Esah-Zhurah was somewhere close by, the voice seemed to say. And Reza believed. He knew it was true. It must be.
As he drew on that source of inner strength, a rush of adrenaline suddenly surged into his system. Taking the furs from his face, he cupped his hands to his mouth.
“Esah-Zhurah!” he shouted as loud as he could, his diaphragm ramming air into his throat like a turbine, stretching the last syllable until his lungs had no more to give.
Without the tiniest trace of an echo, the wall of snow around him consumed her name.
Closing his eyes, he listened.
* * *
Esah-Zhurah was just about to dismount and set up the shelter when she heard something above the howling of the falling snow. It sounded like a faintly audible note that might have been a voice coming from her left. It grew for a moment into a steady tone that suddenly ended.
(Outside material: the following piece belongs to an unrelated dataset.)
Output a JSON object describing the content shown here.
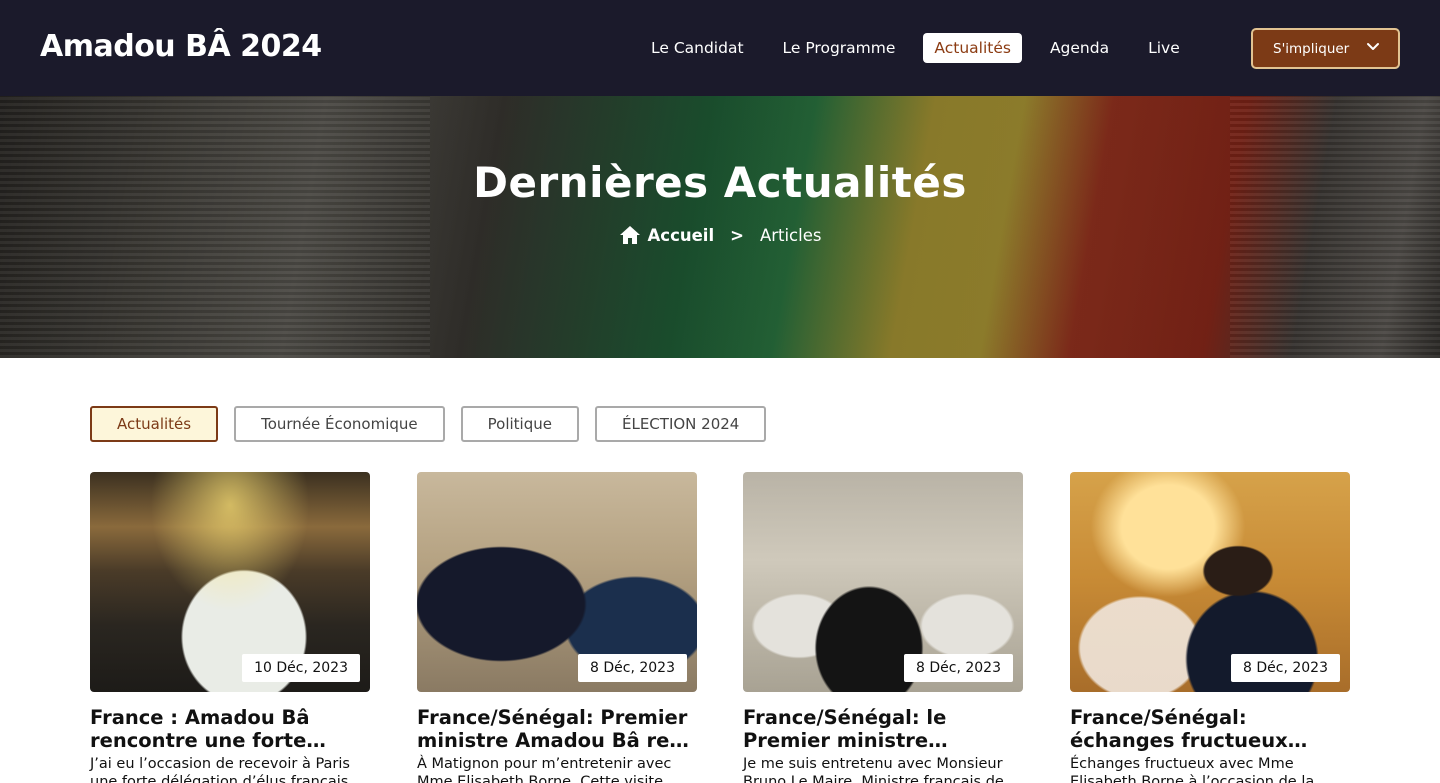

“Reza?” she whispered. “Reza!” she shouted, “Where are you?”
Nothing.
“I did not imagine it,” she said aloud, sitting ramrod straight in her saddle, as if her body could act as an antenna to gain some additional clarity should the note be repeated.
Beneath her, the magthep threw its head from side to side, growing restless for no reason Esah-Zhurah could fathom. It mewled quietly, stomping its feet, waiting for Esah-Zhurah to make up her mind.
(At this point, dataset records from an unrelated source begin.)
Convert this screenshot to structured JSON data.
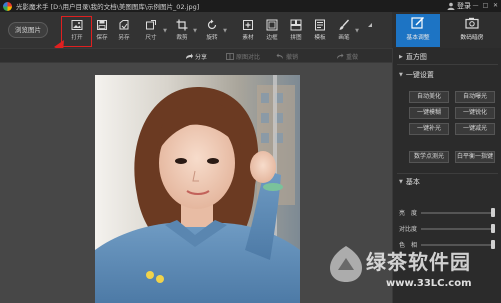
{
  "window": {
    "title": "光影魔术手 [D:\\用户目录\\我的文档\\美图图库\\示例图片_02.jpg]",
    "login": "登录",
    "controls": {
      "minimize": "—",
      "maximize": "□",
      "close": "✕"
    }
  },
  "toolbar": {
    "browse_label": "浏览图片",
    "tools": [
      {
        "label": "打开",
        "icon": "open-image-icon"
      },
      {
        "label": "保存",
        "icon": "save-icon"
      },
      {
        "label": "另存",
        "icon": "save-as-icon"
      },
      {
        "label": "尺寸",
        "icon": "resize-icon"
      },
      {
        "label": "裁剪",
        "icon": "crop-icon"
      },
      {
        "label": "旋转",
        "icon": "rotate-icon"
      },
      {
        "label": "素材",
        "icon": "material-icon"
      },
      {
        "label": "边框",
        "icon": "border-icon"
      },
      {
        "label": "拼图",
        "icon": "collage-icon"
      },
      {
        "label": "模板",
        "icon": "template-icon"
      },
      {
        "label": "画笔",
        "icon": "brush-icon"
      }
    ]
  },
  "right_tabs": [
    {
      "label": "基本调整",
      "icon": "basic-adjust-icon",
      "active": true
    },
    {
      "label": "数码暗房",
      "icon": "darkroom-icon",
      "active": false
    }
  ],
  "subbar": {
    "share": "分享",
    "compare": "原图对比",
    "undo": "撤销",
    "redo": "重做"
  },
  "panel": {
    "histogram_title": "直方图",
    "one_click_title": "一键设置",
    "buttons": [
      "自动美化",
      "自动曝光",
      "一键模糊",
      "一键锐化",
      "一键补光",
      "一键减光",
      "数学点测光",
      "白平衡一指键"
    ],
    "basic_title": "基本",
    "sliders": [
      {
        "label": "亮　度",
        "value": 1.0
      },
      {
        "label": "对比度",
        "value": 1.0
      },
      {
        "label": "色　相",
        "value": 1.0
      }
    ]
  },
  "watermark": {
    "brand": "绿茶软件园",
    "url": "www.33LC.com"
  },
  "colors": {
    "accent": "#1d74c4",
    "highlight_box": "#e02020",
    "arrow": "#e02020"
  }
}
There! The sound came again, and she was sure it was
her name being called, and was not simply a wishful hallucination.
“Reza!” she shouted with all her strength. “Over here!”
Her heart thundering with relief, she wheeled her magthep around and began to gallop in the direction of his voice, thanking the Empress that Reza somehow had found her, and that perhaps all would yet be well.
* * *
He was about to call out to her again when he heard a thunderous boom. Goliath suddenly sprawled forward, catapulting Reza over the beast’s twisting neck. Reza’s arms and legs flailed like a doll’s as he spun through the air, his mouth gaping open in horrified surprise.
In the moment he was airborne, surprise gave way to terror as he saw a jagged black chasm yawning beneath him where only snow had been before. Freezing water lapped hungrily at the serrated edges of the broken ice, and welcomed Reza with a frigid embrace that stole the scream from his lips as he plunged into the river.
* * *
The sound hit her like a shot from a rifle, echoing through the air and reverberating through the ground at her feet.
“What is that?” she whispered, peering in the direction from which she had heard Reza’s voice.
She could see nothing. Her ears, however, had no difficulty in picking out sounds she recognized instantly: a magthep’s terrified squeals mixed with the sound of splashing water.
The river! she realized. We have been traveling along the river. And Reza and Goliath must have fallen through…
“No!” she cried, kicking her magthep in the ribs and sending the beast racing as fast as she could toward the frenzied thrashings. “Reza, hang on!” she shouted into the wind. “Hang on!”
Suddenly, as if someone had whipped a curtain aside, Esah-Zhurah found herself plunging toward the gaping black fissure in the ice where Goliath had broken through. The great magthep was now pawing and kicking desperately at the edge, his tiny forearms grappling pitifully at the icy wall that rose nearly a meter above him.